I watched the season premier of House M. D. this week. As always, it was a very compelling show. But one of the basic themes of that show is that House pursues truth with a vengeance. Without truth, he cannot solve the difficult cases in front of him, but because of the truth, he is perpetually distant from other people. Unfortunately for the premier, House was supposed to learn how to forgive himself when he fails (falls short of truth or perfection in his eyes), but the close of the episode gave me the impression that House had really been proven that his pursuit of the truth was, in fact, necessary for other people’s happiness, but not his own, which he learned over and over again in prior episodes (for people considering watching the season premier, there is one scene that is likely to make you uncomfortable. You will recognize it when you see it. You can just fast-forward past it and you will not miss anything from the episode). The same theme of truth being paramount underlies (pun intended) about the show Lie to me* (which is a fantastic show, by the way). The lead characters doggedly pursue the truth, but consequently they make themselves distant from the people they interview or help, and even their friends, family, and coworkers. Lie to me* takes an interesting approach, though, in that coworkers are allowed to keep secrets from each other so that they can better-maintain their relationships.

So, what do I think is the solution is to this problem? I believe that it means putting relationships above truth, or being persuasive instead of being right. Not that I want people to persuade others toward evil instead of truth, but that people should put their relationships as paramount in conversations. The Doctrine & Covenants has a great conversation about this approach. It states that “power…ought to be maintained by persuasion, by long-suffering, by gentleness and meekness, and by love unfeigned;…that he may know that thy faithfulness is stronger than the cords of death.”(D&C 121:41-44) I believe this is how God acts, and how he expects us to act.

God does not compromise on truth and cannot tolerate evil; and yet He lets us live even when we make mistakes. He is willing to forgive us every time we fall short, and is there to help us grow toward Him (perfection and truth). He is patient with us and persuades us constantly, but will never force us to do anything.
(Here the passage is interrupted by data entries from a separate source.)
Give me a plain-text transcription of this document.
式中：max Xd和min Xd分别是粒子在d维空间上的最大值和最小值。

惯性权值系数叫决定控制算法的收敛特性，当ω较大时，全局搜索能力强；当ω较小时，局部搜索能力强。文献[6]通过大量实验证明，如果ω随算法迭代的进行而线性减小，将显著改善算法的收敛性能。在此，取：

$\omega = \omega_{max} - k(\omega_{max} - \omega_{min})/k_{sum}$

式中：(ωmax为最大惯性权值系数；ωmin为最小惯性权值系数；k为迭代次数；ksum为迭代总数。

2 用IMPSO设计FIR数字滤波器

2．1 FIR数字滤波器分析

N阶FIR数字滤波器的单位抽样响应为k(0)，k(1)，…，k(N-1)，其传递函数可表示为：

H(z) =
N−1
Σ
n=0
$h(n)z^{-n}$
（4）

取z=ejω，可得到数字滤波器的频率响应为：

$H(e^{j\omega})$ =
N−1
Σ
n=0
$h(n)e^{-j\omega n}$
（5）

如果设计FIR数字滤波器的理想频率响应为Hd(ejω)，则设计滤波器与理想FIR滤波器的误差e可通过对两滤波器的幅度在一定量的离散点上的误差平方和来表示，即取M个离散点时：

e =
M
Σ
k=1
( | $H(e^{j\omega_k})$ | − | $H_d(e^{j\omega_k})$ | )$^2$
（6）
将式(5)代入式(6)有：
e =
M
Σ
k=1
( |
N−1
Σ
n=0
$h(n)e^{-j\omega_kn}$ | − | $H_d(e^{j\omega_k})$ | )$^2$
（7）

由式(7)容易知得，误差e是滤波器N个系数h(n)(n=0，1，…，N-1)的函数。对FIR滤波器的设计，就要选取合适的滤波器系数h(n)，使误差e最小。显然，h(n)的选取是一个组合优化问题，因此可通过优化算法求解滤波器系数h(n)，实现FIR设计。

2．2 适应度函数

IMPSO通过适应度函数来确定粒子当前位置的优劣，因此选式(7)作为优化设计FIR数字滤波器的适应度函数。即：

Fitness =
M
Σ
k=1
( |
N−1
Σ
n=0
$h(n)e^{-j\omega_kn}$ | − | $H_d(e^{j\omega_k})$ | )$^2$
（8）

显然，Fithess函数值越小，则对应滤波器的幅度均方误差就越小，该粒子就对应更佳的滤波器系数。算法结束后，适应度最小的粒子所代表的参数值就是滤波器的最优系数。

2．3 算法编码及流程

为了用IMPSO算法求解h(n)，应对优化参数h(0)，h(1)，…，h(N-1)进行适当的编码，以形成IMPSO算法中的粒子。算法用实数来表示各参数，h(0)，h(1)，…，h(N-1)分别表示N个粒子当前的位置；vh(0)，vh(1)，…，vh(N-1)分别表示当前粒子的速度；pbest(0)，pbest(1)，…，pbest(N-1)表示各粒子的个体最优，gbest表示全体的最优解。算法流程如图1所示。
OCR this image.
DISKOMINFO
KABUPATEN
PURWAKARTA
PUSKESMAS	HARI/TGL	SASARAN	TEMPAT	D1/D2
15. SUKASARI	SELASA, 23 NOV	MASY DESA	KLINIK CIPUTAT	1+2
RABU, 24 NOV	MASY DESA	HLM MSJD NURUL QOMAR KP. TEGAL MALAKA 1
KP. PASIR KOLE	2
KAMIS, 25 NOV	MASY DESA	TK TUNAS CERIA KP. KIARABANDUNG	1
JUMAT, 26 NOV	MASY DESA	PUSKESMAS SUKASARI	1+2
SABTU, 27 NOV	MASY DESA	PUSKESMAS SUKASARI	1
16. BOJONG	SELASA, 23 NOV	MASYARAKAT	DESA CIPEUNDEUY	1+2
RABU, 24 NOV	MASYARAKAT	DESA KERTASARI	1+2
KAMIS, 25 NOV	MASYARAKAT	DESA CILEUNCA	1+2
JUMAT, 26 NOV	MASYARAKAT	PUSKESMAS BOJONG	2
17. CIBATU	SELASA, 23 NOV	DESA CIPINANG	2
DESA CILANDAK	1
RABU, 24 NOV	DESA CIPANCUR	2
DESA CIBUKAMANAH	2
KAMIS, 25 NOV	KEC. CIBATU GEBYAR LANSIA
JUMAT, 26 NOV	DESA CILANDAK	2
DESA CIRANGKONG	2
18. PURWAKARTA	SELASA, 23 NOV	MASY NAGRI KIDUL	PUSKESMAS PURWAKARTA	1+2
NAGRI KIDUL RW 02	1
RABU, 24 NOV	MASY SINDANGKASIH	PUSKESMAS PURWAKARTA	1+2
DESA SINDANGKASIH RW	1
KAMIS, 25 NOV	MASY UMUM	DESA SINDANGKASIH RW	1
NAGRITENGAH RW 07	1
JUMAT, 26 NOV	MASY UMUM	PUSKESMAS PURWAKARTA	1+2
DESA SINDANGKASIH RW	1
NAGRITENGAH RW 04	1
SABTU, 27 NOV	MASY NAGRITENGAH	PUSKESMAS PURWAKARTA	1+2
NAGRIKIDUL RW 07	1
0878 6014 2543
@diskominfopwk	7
He knows how we think, and provides us knowledge in languages we can understand: not just English, Japanese, Thai, etc., but also in experiences that are tuned for our knowledge and situation to help us grow. He does this, because He has placed our relationship with him as paramount, even above forcing us to confront the truth when we cannot. We must always confront the truth at some point, but our relationship with Him is more important. Although we cannot necessarily design situations for other people, ought we not to also persuade via language that other people understand?

I know that I am not very good at putting relationships first…yet. But I hope to improve as I gain experience with learning how to see other people’s perspectives and trying to persuade them accordingly.